Corrosion behavior of selective laser melted NiTi shape memory alloy
摘要
The present work explores corrosion response of Selective Laser Melting (SLM) prepared NiTi shape memory alloys with an aim to study processing-induced defects and surface-specific microstructural features inherent to SLM, influence on alloy corrosion response. The study systematically investigated corrosion behavior within the defect-minimized region of established SLM printability maps by comparing representative low- and high-power/scan speed conditions (P-80: 80 W, 330 mm s⁻¹; P-200: 200 W, 1080 mm s⁻¹) and by varying hatch spacing (64 μm and 80 μm) under constant laser power and scan speed.
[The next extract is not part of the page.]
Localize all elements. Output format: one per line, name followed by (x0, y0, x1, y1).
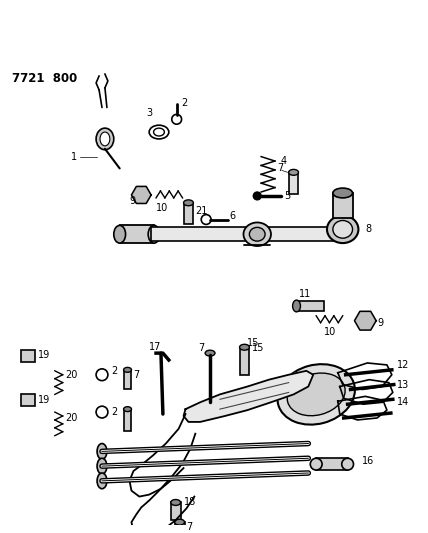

Corrosion behavior analysis was carried out on four distinct surfaces following a 72-h immersion in Hank’s Balanced Salt Solution (HBSS): the internal and external surface of P-80 and P-200 specimens sectioned parallel to build direction (BD), and top and bottom surface of h-64 and h-80 specimens sectioned perpendicular to BD. Unlike prior studies that compared SLM NiTi against wrought material or varied parameters broadly, this work systematically isolates surface-specific defect populations within the defect-minimized region of an established printability map at matched volumetric energy density. The parallel to BD, P-80 specimens, showed the highest porosity of 5.4% and a corrosion current density of 140 nA/cm², with localized pits reaching up to 110 μm in depth, initiating primarily at porosity defects thereby disrupting the passive film formation. In contrast, perpendicular to BD specimens, particularly h-80 with larger hatch spacings, showed enhanced corrosion resistance on a single-specimen basis, attributed to a more effective passive film formation. Surfaces with higher defect density developed effective thicker but defect-rich passive films with poor protective performance, whereas Ti-enriched, low-defect surfaces formed effective thinner yet compact and highly resistive films. These results indicate that within the defect-minimized region of the printability map, surface-specific defect populations and surface chemistry are the dominant factors governing corrosion response, rather than nominal process parameters. The findings imply that build-orientation selection and surface-specific post-processing—beyond bulk-density optimization—are required for corrosion-critical SLM NiTi components. Direct passive-film characterization, replicate testing, and Ni-ion-release quantification are identified as essential follow-on work.